Siria Rosario Estrada-Zambreno and her three minor children, Willy Jahir Murillo-Estrada, Marbella Guadalupe Ramos-Estrada, and Owen Gerardo Cruz-Estrada, are natives and citizens of Honduras who concede that they are removable from the United States for entering without authorization. Through Estrada-Zambreno, they applied for asylum and withholding of removal.
At her removal hearing, Estrada-Zambreno testified that she had to close her beauty salon in Honduras because she received a note from a gang demanding money, and her failure to pay would result in harm to her family members. After she closed her salon, she started selling confections from her nearby home for approximately one year, but it was not enough to support her children. She never received another threat and was never physically harmed. However, she fears returning to Honduras because, according to her, gangs will kill people who close their businesses after receiving a demand for money.
The immigration judge (IJ) denied relief, finding that Estrada-Zambreno failed to demonstrate past persecution of a well-founded fear of future persecution, and therefore was ineligible for asylum and also necessarily failed to meet the more demanding standard for withholding of removal. The Board of Immigration Appeals (BIA) adopted the IJ's decision and dismissed the appeal. These petitions for review followed.
Because the BIA adopted the IJ's decision, we review both the BIA's and IJ's decisions. See Mikhael v. I.N.S., 115 F.3d 299, 302 (5th Cir. 1997). The BIA's legal conclusions are generally reviewed de novo. Siwe v. Holder, 742 F.3d 603, 607 (5th Cir. 2014). Factual findings are reviewed for substantial evidence, which means that the petitioner has “the burden of showing that the evidence is so compelling that no reasonable factfinder could reach a contrary conclusion.” Chen v. Gonzales, 470 F.3d 1131, 1134 (5th Cir. 2006). The substantial evidence standard applies “in reviewing an IJ's factual conclusion that an applicant is” ineligible for asylum or withholding of removal. Id.
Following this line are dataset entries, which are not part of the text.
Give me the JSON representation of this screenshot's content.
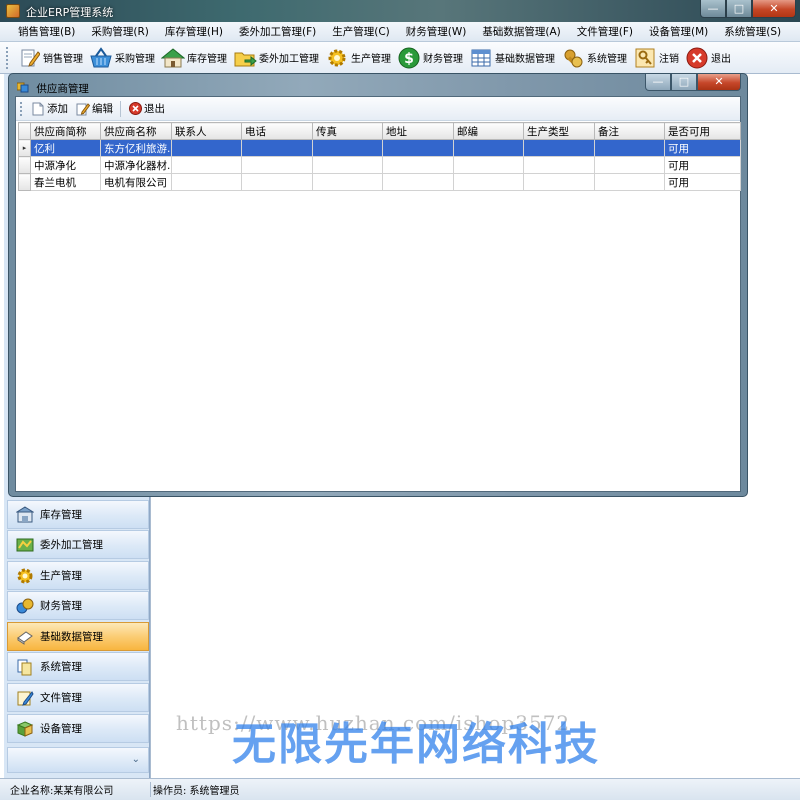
{
  "window": {
    "title": "企业ERP管理系统",
    "minimize": "—",
    "maximize": "□",
    "close": "✕"
  },
  "menubar": [
    "销售管理(B)",
    "采购管理(R)",
    "库存管理(H)",
    "委外加工管理(F)",
    "生产管理(C)",
    "财务管理(W)",
    "基础数据管理(A)",
    "文件管理(F)",
    "设备管理(M)",
    "系统管理(S)"
  ],
  "toolbar": [
    {
      "label": "销售管理",
      "icon": "pencil-icon"
    },
    {
      "label": "采购管理",
      "icon": "basket-icon"
    },
    {
      "label": "库存管理",
      "icon": "house-icon"
    },
    {
      "label": "委外加工管理",
      "icon": "folder-arrow-icon"
    },
    {
      "label": "生产管理",
      "icon": "gear-icon"
    },
    {
      "label": "财务管理",
      "icon": "dollar-icon"
    },
    {
      "label": "基础数据管理",
      "icon": "table-icon"
    },
    {
      "label": "系统管理",
      "icon": "tools-icon"
    },
    {
      "label": "注销",
      "icon": "key-icon"
    },
    {
      "label": "退出",
      "icon": "close-circle-icon"
    }
  ],
  "leftnav": {
    "items": [
      {
        "label": "库存管理",
        "active": false
      },
      {
        "label": "委外加工管理",
        "active": false
      },
      {
        "label": "生产管理",
        "active": false
      },
      {
        "label": "财务管理",
        "active": false
      },
      {
        "label": "基础数据管理",
        "active": true
      },
      {
        "label": "系统管理",
        "active": false
      },
      {
        "label": "文件管理",
        "active": false
      },
      {
        "label": "设备管理",
        "active": false
      }
    ],
    "footer_glyph": "⌄"
  },
  "dialog": {
    "title": "供应商管理",
    "toolbar": {
      "add": "添加",
      "edit": "编辑",
      "exit": "退出"
    },
    "grid": {
      "columns": [
        "供应商简称",
        "供应商名称",
        "联系人",
        "电话",
        "传真",
        "地址",
        "邮编",
        "生产类型",
        "备注",
        "是否可用"
      ],
      "rows": [
        {
          "cells": [
            "亿利",
            "东方亿利旅游...",
            "",
            "",
            "",
            "",
            "",
            "",
            "",
            "可用"
          ],
          "selected": true
        },
        {
          "cells": [
            "中源净化",
            "中源净化器材...",
            "",
            "",
            "",
            "",
            "",
            "",
            "",
            "可用"
          ],
          "selected": false
        },
        {
          "cells": [
            "春兰电机",
            "电机有限公司",
            "",
            "",
            "",
            "",
            "",
            "",
            "",
            "可用"
          ],
          "selected": false
        }
      ],
      "row_indicator": "▸"
    }
  },
  "statusbar": {
    "company": "企业名称:某某有限公司",
    "operator": "操作员: 系统管理员"
  },
  "watermark": {
    "url": "https://www.huzhan.com/ishop3572",
    "text": "无限先年网络科技"
  },
  "colors": {
    "selection": "#3366cc",
    "active_nav": "#f8b53f",
    "close_button": "#c54626"
  }
}
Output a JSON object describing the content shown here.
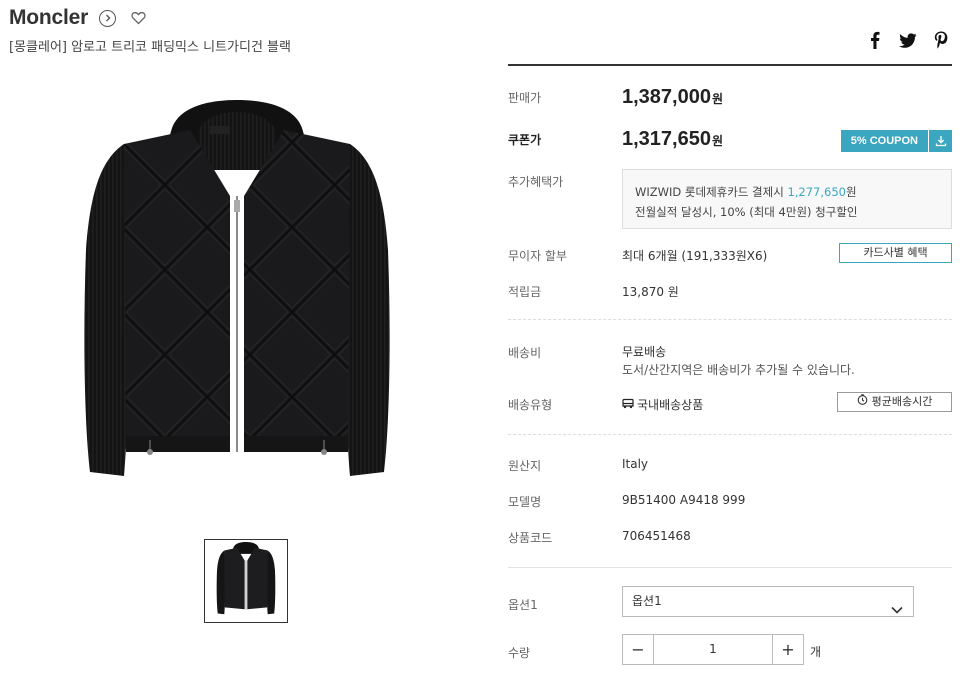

Here, the evidence does not compel a finding of past persecution where Estrada-Zambreno received one note of extortion with a threat of harm. See Castillo-Enriquez v. Holder, 690 F.3d 667, 668 (5th Cir. 2012); Chen, 470 F.3d at 1134. And the IJ and BIA reasonably concluded that, based on the record, Estrada-Zambreno failed to show that her subjective fear of future persecution is objectively reasonable. See Eduard v. Ashcroft, 379 F.3d 182, 193 (5th Cir. 2004) (noting “the reasonableness of an alien's fear of persecution is reduced when his family remains in his native country unharmed for a long period of time after his departure”). Because we discern no reversible error in the IJ's determinations that Estrada-Zambreno failed to establish past persecution or a well-founded fear of future persecution, we need not address her additional argument that her proposed social group is cognizable.
For these reasons, the petitions for review are DENIED.
FOOTNOTES
Per Curiam:* FN* Pursuant to 5th Cir. R. 47.5, the court has determined that this opinion should not be published and is not precedent except under the limited circumstances set forth in 5th Cir. R. 47.5.4.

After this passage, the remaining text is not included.